Thankfully, Severin's US region-free Blu-ray/DVD combo pretty much gets it right, with a very decent transfer that hasn't been subjected to noticeable DNR or over-zealous restoration. While the original look of the film means that the images don't pop out or as sharp as more recent films it's still a very good representation of how the film originally looked, with only a few of the night shots veering a bit towards the flat side. It also has an impressive selection of extras old and new: no radio interviews or stills gallery but it does offer the audio commentary, the documentaries on Lloyd and the making of the film, newsreel, trailer and two new interviews with director McLaglen and real-life mercenary Mad Mike Hoare, who was both inspiration for and technical advisor on the film. Definitely the pick of the litter so far.
on 24 April 2012
Along with "Where Eagles Dare" this has to be my favourite war film. They each boast a brilliant cast headed by Richard Burton, and lots of thrilling action and suspense, but "The Wild Geese" is edgier and more realistic.

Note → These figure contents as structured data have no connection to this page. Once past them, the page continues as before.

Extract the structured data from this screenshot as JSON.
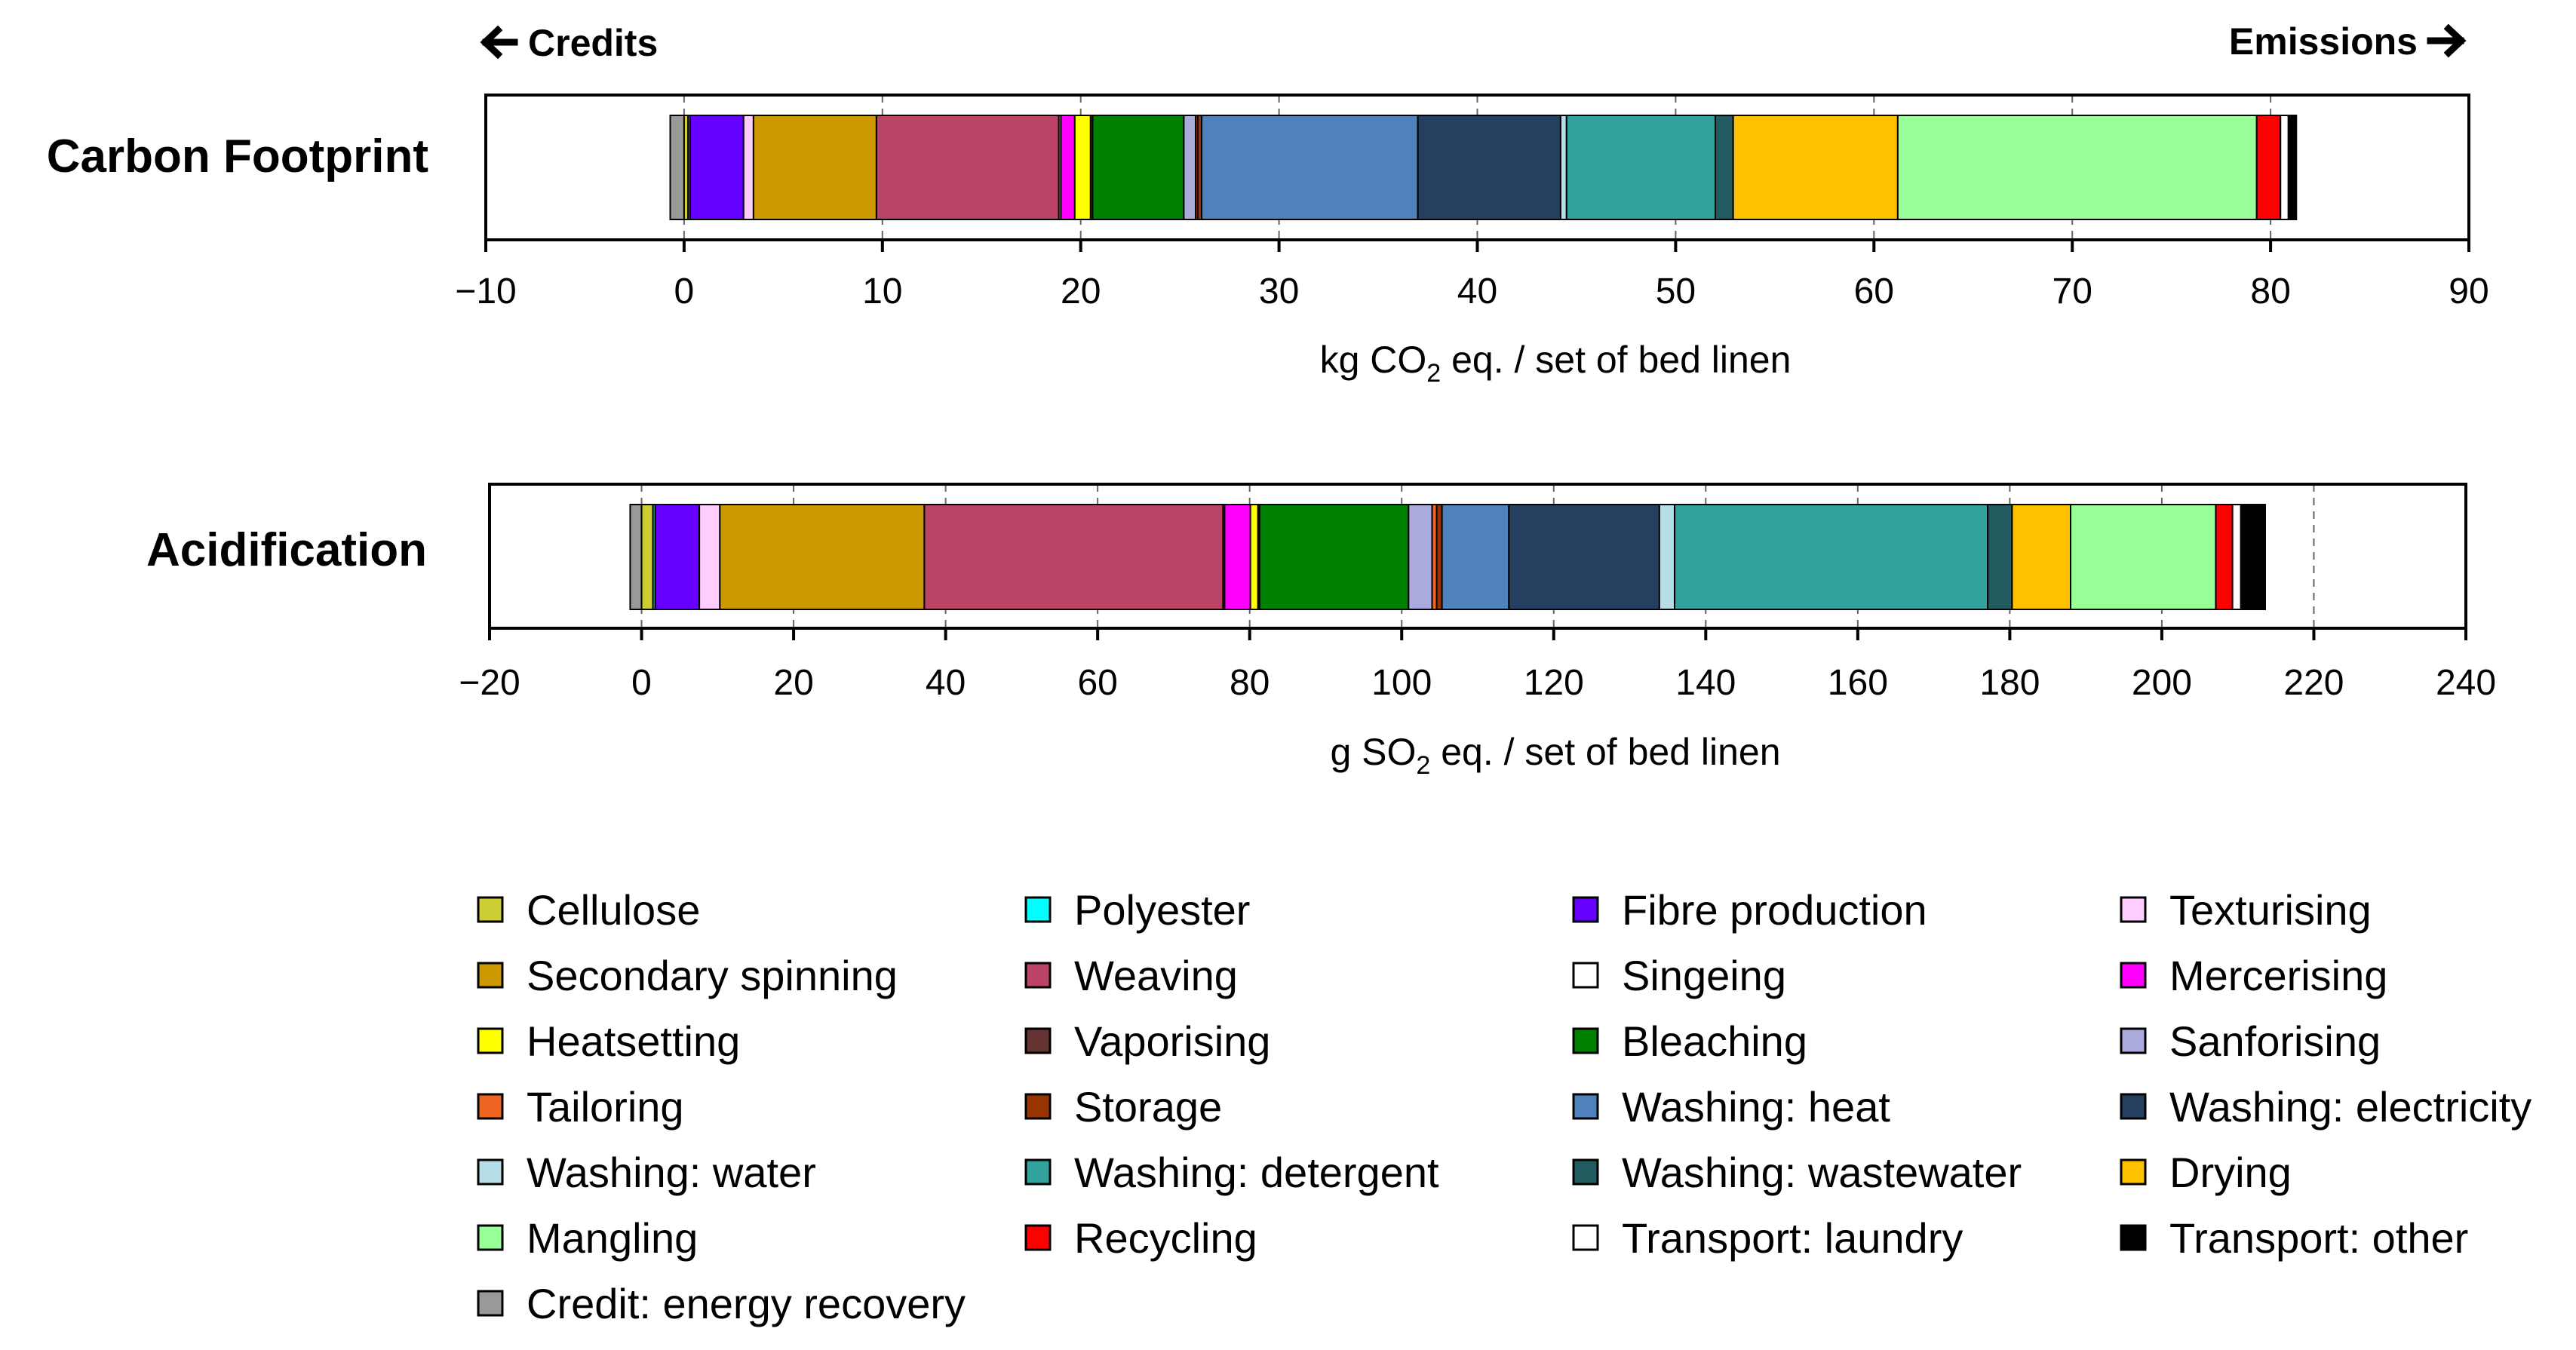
{
  "chart_data": {
    "type": "bar",
    "orientation": "horizontal-stacked",
    "direction_labels": {
      "credits": "Credits",
      "emissions": "Emissions"
    },
    "legend": [
      {
        "key": "cellulose",
        "label": "Cellulose",
        "color": "#CCCC33"
      },
      {
        "key": "polyester",
        "label": "Polyester",
        "color": "#00FFFF"
      },
      {
        "key": "fibre",
        "label": "Fibre production",
        "color": "#6600FF"
      },
      {
        "key": "texturising",
        "label": "Texturising",
        "color": "#FFCCFF"
      },
      {
        "key": "secspin",
        "label": "Secondary spinning",
        "color": "#CC9900"
      },
      {
        "key": "weaving",
        "label": "Weaving",
        "color": "#BB4466"
      },
      {
        "key": "singeing",
        "label": "Singeing",
        "color": "#FFFFFF"
      },
      {
        "key": "mercerising",
        "label": "Mercerising",
        "color": "#FF00FF"
      },
      {
        "key": "heatsetting",
        "label": "Heatsetting",
        "color": "#FFFF00"
      },
      {
        "key": "vaporising",
        "label": "Vaporising",
        "color": "#663333"
      },
      {
        "key": "bleaching",
        "label": "Bleaching",
        "color": "#008000"
      },
      {
        "key": "sanforising",
        "label": "Sanforising",
        "color": "#AAAADD"
      },
      {
        "key": "tailoring",
        "label": "Tailoring",
        "color": "#EE6622"
      },
      {
        "key": "storage",
        "label": "Storage",
        "color": "#993300"
      },
      {
        "key": "wash_heat",
        "label": "Washing: heat",
        "color": "#4F81BD"
      },
      {
        "key": "wash_elec",
        "label": "Washing: electricity",
        "color": "#243F60"
      },
      {
        "key": "wash_water",
        "label": "Washing: water",
        "color": "#B7DDE8"
      },
      {
        "key": "wash_det",
        "label": "Washing: detergent",
        "color": "#31A39C"
      },
      {
        "key": "wash_ww",
        "label": "Washing: wastewater",
        "color": "#215A5F"
      },
      {
        "key": "drying",
        "label": "Drying",
        "color": "#FFC000"
      },
      {
        "key": "mangling",
        "label": "Mangling",
        "color": "#99FF99"
      },
      {
        "key": "recycling",
        "label": "Recycling",
        "color": "#FF0000"
      },
      {
        "key": "transport_l",
        "label": "Transport: laundry",
        "color": "#FFFFFF"
      },
      {
        "key": "transport_o",
        "label": "Transport: other",
        "color": "#000000"
      },
      {
        "key": "credit",
        "label": "Credit: energy recovery",
        "color": "#999999"
      }
    ],
    "panels": [
      {
        "title": "Carbon Footprint",
        "xlabel_pre": "kg CO",
        "xlabel_sub": "2",
        "xlabel_post": " eq. / set of bed linen",
        "xlim": [
          -10,
          90
        ],
        "ticks": [
          -10,
          0,
          10,
          20,
          30,
          40,
          50,
          60,
          70,
          80,
          90
        ],
        "tick_labels": [
          "−10",
          "0",
          "10",
          "20",
          "30",
          "40",
          "50",
          "60",
          "70",
          "80",
          "90"
        ],
        "credit_segments": [
          {
            "key": "credit",
            "value": -0.7
          }
        ],
        "segments": [
          {
            "key": "cellulose",
            "value": 0.2
          },
          {
            "key": "polyester",
            "value": 0.1
          },
          {
            "key": "fibre",
            "value": 2.7
          },
          {
            "key": "texturising",
            "value": 0.5
          },
          {
            "key": "secspin",
            "value": 6.2
          },
          {
            "key": "weaving",
            "value": 9.2
          },
          {
            "key": "singeing",
            "value": 0.1
          },
          {
            "key": "mercerising",
            "value": 0.7
          },
          {
            "key": "heatsetting",
            "value": 0.8
          },
          {
            "key": "vaporising",
            "value": 0.1
          },
          {
            "key": "bleaching",
            "value": 4.6
          },
          {
            "key": "sanforising",
            "value": 0.6
          },
          {
            "key": "tailoring",
            "value": 0.1
          },
          {
            "key": "storage",
            "value": 0.2
          },
          {
            "key": "wash_heat",
            "value": 10.9
          },
          {
            "key": "wash_elec",
            "value": 7.2
          },
          {
            "key": "wash_water",
            "value": 0.3
          },
          {
            "key": "wash_det",
            "value": 7.5
          },
          {
            "key": "wash_ww",
            "value": 0.9
          },
          {
            "key": "drying",
            "value": 8.3
          },
          {
            "key": "mangling",
            "value": 18.1
          },
          {
            "key": "recycling",
            "value": 1.2
          },
          {
            "key": "transport_l",
            "value": 0.4
          },
          {
            "key": "transport_o",
            "value": 0.4
          }
        ]
      },
      {
        "title": "Acidification",
        "xlabel_pre": "g SO",
        "xlabel_sub": "2",
        "xlabel_post": " eq. / set of bed linen",
        "xlim": [
          -20,
          240
        ],
        "ticks": [
          -20,
          0,
          20,
          40,
          60,
          80,
          100,
          120,
          140,
          160,
          180,
          200,
          220,
          240
        ],
        "tick_labels": [
          "−20",
          "0",
          "20",
          "40",
          "60",
          "80",
          "100",
          "120",
          "140",
          "160",
          "180",
          "200",
          "220",
          "240"
        ],
        "credit_segments": [
          {
            "key": "credit",
            "value": -1.5
          }
        ],
        "segments": [
          {
            "key": "cellulose",
            "value": 1.5
          },
          {
            "key": "polyester",
            "value": 0.3
          },
          {
            "key": "fibre",
            "value": 5.8
          },
          {
            "key": "texturising",
            "value": 2.7
          },
          {
            "key": "secspin",
            "value": 26.9
          },
          {
            "key": "weaving",
            "value": 39.3
          },
          {
            "key": "singeing",
            "value": 0.2
          },
          {
            "key": "mercerising",
            "value": 3.4
          },
          {
            "key": "heatsetting",
            "value": 1.0
          },
          {
            "key": "vaporising",
            "value": 0.2
          },
          {
            "key": "bleaching",
            "value": 19.6
          },
          {
            "key": "sanforising",
            "value": 3.1
          },
          {
            "key": "tailoring",
            "value": 0.6
          },
          {
            "key": "storage",
            "value": 0.7
          },
          {
            "key": "wash_heat",
            "value": 8.8
          },
          {
            "key": "wash_elec",
            "value": 19.8
          },
          {
            "key": "wash_water",
            "value": 2.0
          },
          {
            "key": "wash_det",
            "value": 41.2
          },
          {
            "key": "wash_ww",
            "value": 3.2
          },
          {
            "key": "drying",
            "value": 7.7
          },
          {
            "key": "mangling",
            "value": 19.1
          },
          {
            "key": "recycling",
            "value": 2.2
          },
          {
            "key": "transport_l",
            "value": 1.1
          },
          {
            "key": "transport_o",
            "value": 3.2
          }
        ]
      }
    ]
  }
}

A group of mercenaries, bankrolled by a shady newspaper tycoon hatch a plan to spring an enlightened African leader from his despotic captors, but it all goes horribly wrong and they find themselves trapped in enemy country, surrounded by a literally bloodthirsty army. As they try to escape, the net closes around them and the tension builds and builds.
Although these dogs of war are basically amoral killers, it's hard not to share their outrage at being double-crossed, fear for their lives when being left stranded, or root for Janders (Richard Harris) as he tries to reach the getaway plane. The battle scene at a remote air strip is a masterpiece of tense, edge of the seat action and the final scene where Faulkner (Burton) comes face to face with his betrayer positively crackles with tension.
How refreshing it is to see Burton, Harris, and Roger Moore subdue their own egos for the greater good of the film - often, when big names get together the end result is a load of witless drivel. It's also nice to see a film that creates a genuine sense of fear and tension; in this age of the mobile phone that rarely happens anymore.
on 14 January 2005
having seen the film many times and been a "security" type for many years, I feel my comments are justified, especialy if I was to make a content entry!! However, take a film with so many legendry British stars, whether they be "A" or "B" type stars and put them in to a ground breaking storyline, and you are in for a real treat. Burton and Harris are brilliant and believable, as is Jack Watson's RSM. Moore is still too suave but Krugger's South African's banter with Limbani, is still a high point. I don't think you will ever witness a film with so much British talent, at thier acting best, ever again. It is a must watch and must have film with out a shadow of a doubt!!